Mumbai, June 20 -- It is a tough job for a TV show to sustain high TV ratings, but it is tougher to star in a comedy serial for seven years.
TV star Dilip Joshi, lead actor of the hit comedy serial, which completes seven years of success next month, admits it is taxing. Here, he wishes comedy shows in India had seasons to help generate better content, and engage the audience.
You've recently lost a lot of weight...
I have been trying to lose weight for the past few years now. I was getting lethargic and wanted to be healthier to be able to work 12 hours a day. This year, I stuck to my resolve, and lost about 9 kg. I stopped eating fried food, and walked an hour daily for a month. So, it worked.
You even got a compliment from Salman Khan for it.
Yes, that was a pleasant surprise. I met Salmanji at an awards function, and was surprised when he complimented me. It's a big deal for me that he noticed the change in my appearance. Since he remembers me [from my show or the films I have done with him earlier] as plump, now with my missing paunch and defined jawline, he was quite surprised.
You have worked in films like Maine Pyar Kiya (1989) and Hum Aapke Hain...Koun! (1994). But you didn't take up any more film projects. Why?
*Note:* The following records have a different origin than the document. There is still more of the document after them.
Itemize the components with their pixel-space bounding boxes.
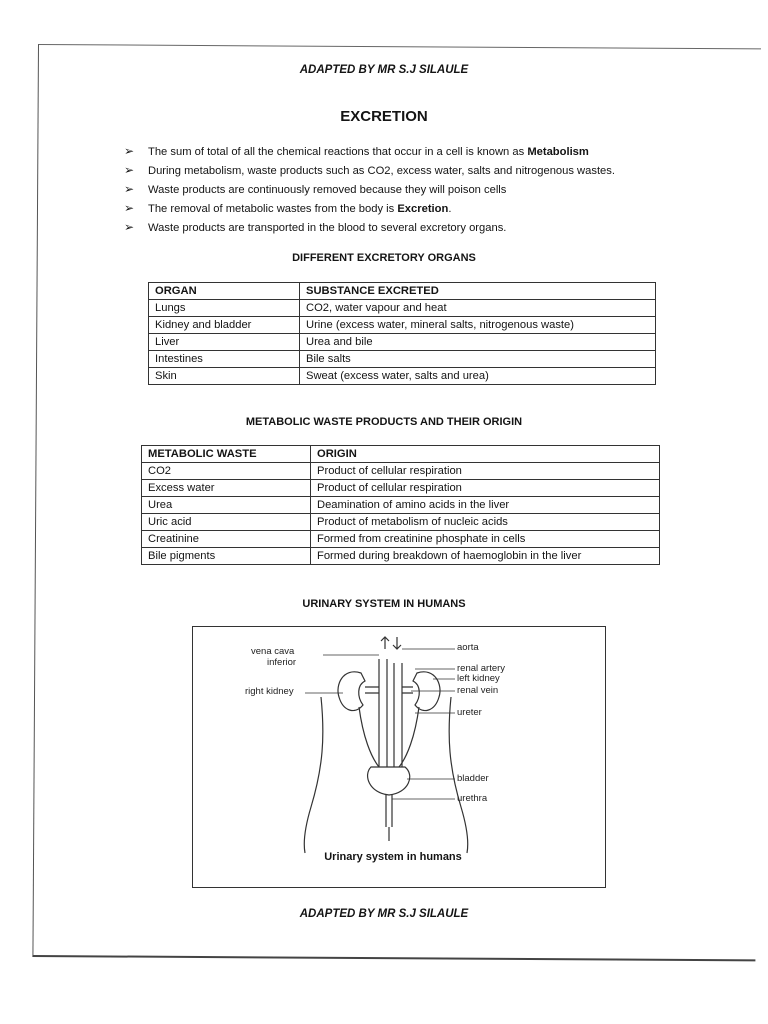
arrow-bullet-icon: ➢ [124, 182, 135, 196]
table-row [149, 351, 656, 368]
table-header-row [142, 446, 660, 463]
table-cell: Sweat (excess water, salts and urea) [300, 368, 656, 385]
bullet-item: ➢ The sum of total of all the chemical reactions that occur in a cell is known as Metabolism [124, 142, 724, 161]
bullet-item: ➢ During metabolism, waste products such as CO2, excess water, salts and nitrogenous wastes. [124, 161, 724, 180]
table-cell: Creatinine [142, 531, 311, 548]
page-title: EXCRETION [340, 108, 428, 125]
urinary-system-diagram [192, 626, 606, 888]
table-header-row [149, 283, 656, 300]
column-header: METABOLIC WASTE [142, 446, 311, 463]
table-cell: CO2, water vapour and heat [300, 300, 656, 317]
table-cell: Urea and bile [300, 334, 656, 351]
table-cell: Urea [142, 497, 311, 514]
renal-vessels [365, 687, 413, 693]
excretory-organs-table [148, 282, 656, 385]
label-urethra: urethra [457, 793, 488, 804]
arrow-bullet-icon: ➢ [124, 163, 135, 177]
bladder-shape [368, 767, 410, 795]
label-renal-artery: renal artery [457, 663, 506, 674]
table-cell: Formed during breakdown of haemoglobin in the liver [311, 548, 660, 565]
table-row [142, 480, 660, 497]
table-cell: Formed from creatinine phosphate in cells [311, 531, 660, 548]
label-renal-vein: renal vein [457, 685, 499, 696]
diagram-caption: Urinary system in humans [324, 851, 462, 863]
label-ureter: ureter [457, 707, 482, 718]
urethra-tube [386, 795, 392, 827]
column-header: ORIGIN [311, 446, 660, 463]
table-row [149, 300, 656, 317]
table-cell: Uric acid [142, 514, 311, 531]
bullet-item: ➢ The removal of metabolic wastes from the body is Excretion. [124, 199, 724, 218]
table-row [142, 548, 660, 565]
column-header: ORGAN [149, 283, 300, 300]
table-cell: Kidney and bladder [149, 317, 300, 334]
down-arrow-icon [393, 637, 401, 649]
table-cell: Product of metabolism of nucleic acids [311, 514, 660, 531]
column-header: SUBSTANCE EXCRETED [300, 283, 656, 300]
arrow-bullet-icon: ➢ [124, 201, 135, 215]
metabolic-waste-table [141, 445, 660, 565]
waste-section-title: METABOLIC WASTE PRODUCTS AND THEIR ORIGIN [245, 416, 523, 428]
table-cell: Skin [149, 368, 300, 385]
table-row [149, 334, 656, 351]
arrow-bullet-icon: ➢ [124, 220, 135, 234]
label-vena-cava: vena cava [251, 646, 295, 657]
bullet-list [124, 142, 724, 237]
right-ureter [359, 707, 379, 767]
table-cell: Bile salts [300, 351, 656, 368]
body-outline-left [304, 697, 323, 853]
table-cell: CO2 [142, 463, 311, 480]
label-inferior: inferior [267, 657, 297, 668]
table-cell: Product of cellular respiration [311, 480, 660, 497]
bullet-item: ➢ Waste products are transported in the blood to several excretory organs. [124, 218, 724, 237]
table-cell: Bile pigments [142, 548, 311, 565]
bullet-item: ➢ Waste products are continuously removed because they will poison cells [124, 180, 724, 199]
table-cell: Intestines [149, 351, 300, 368]
table-cell: Product of cellular respiration [311, 463, 660, 480]
up-arrow-icon [381, 637, 389, 649]
table-row [142, 514, 660, 531]
table-row [142, 531, 660, 548]
table-row [142, 497, 660, 514]
table-cell: Excess water [142, 480, 311, 497]
table-cell: Urine (excess water, mineral salts, nitrogenous waste) [300, 317, 656, 334]
right-kidney-shape [338, 672, 365, 711]
table-row [149, 317, 656, 334]
header-credit: ADAPTED BY MR S.J SILAULE [299, 64, 469, 76]
label-aorta: aorta [457, 642, 479, 653]
label-left-kidney: left kidney [457, 673, 500, 684]
footer-credit: ADAPTED BY MR S.J SILAULE [299, 908, 469, 920]
table-cell: Deamination of amino acids in the liver [311, 497, 660, 514]
table-row [149, 368, 656, 385]
label-right-kidney: right kidney [245, 686, 294, 697]
table-cell: Lungs [149, 300, 300, 317]
table-row [142, 463, 660, 480]
aorta-vessel [394, 663, 402, 767]
label-bladder: bladder [457, 773, 489, 784]
vena-cava-vessel [379, 659, 387, 767]
arrow-bullet-icon: ➢ [124, 144, 135, 158]
organs-section-title: DIFFERENT EXCRETORY ORGANS [292, 252, 476, 264]
urinary-system-drawing [193, 627, 605, 887]
urinary-section-title: URINARY SYSTEM IN HUMANS [302, 598, 466, 610]
table-cell: Liver [149, 334, 300, 351]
I didn't get any good offers, as the heroes ended up doing everything in films - from action, romance, comedy and drama to negative roles. There isn't much left for others to do. Moreover, I am not ambitious or glamour-struck. Back then, there were no small-budget movies that gave actors a chance to showcase their talent. And now, when I get offers, I am too busy with my TV show to take them up.
What has been the most challenging thing for you during your stint with this show?
The biggest challenge is to sustain our momentum and not get complacent. We have managed seven years without taking a time leap in the show. While TV shows go off air in months, and even many super-hit shows come to an end, we have maintained our standard, and the credit goes to our producer, Asit Kumar Modi. Perhaps, our simple and plain humour has struck a chord with the audience. It's a blessing that we are still sane as it's tough to shoot 12 hours a day to bring out a daily episode.
Why do you think very few comedy shows have been able to sustain audiences for this long in India?
Writers eventually run out of good stuff. To churn out a funny story daily is tough. Channels should chalk out plans for seasons, so that writers can work out better stores, and get a break too.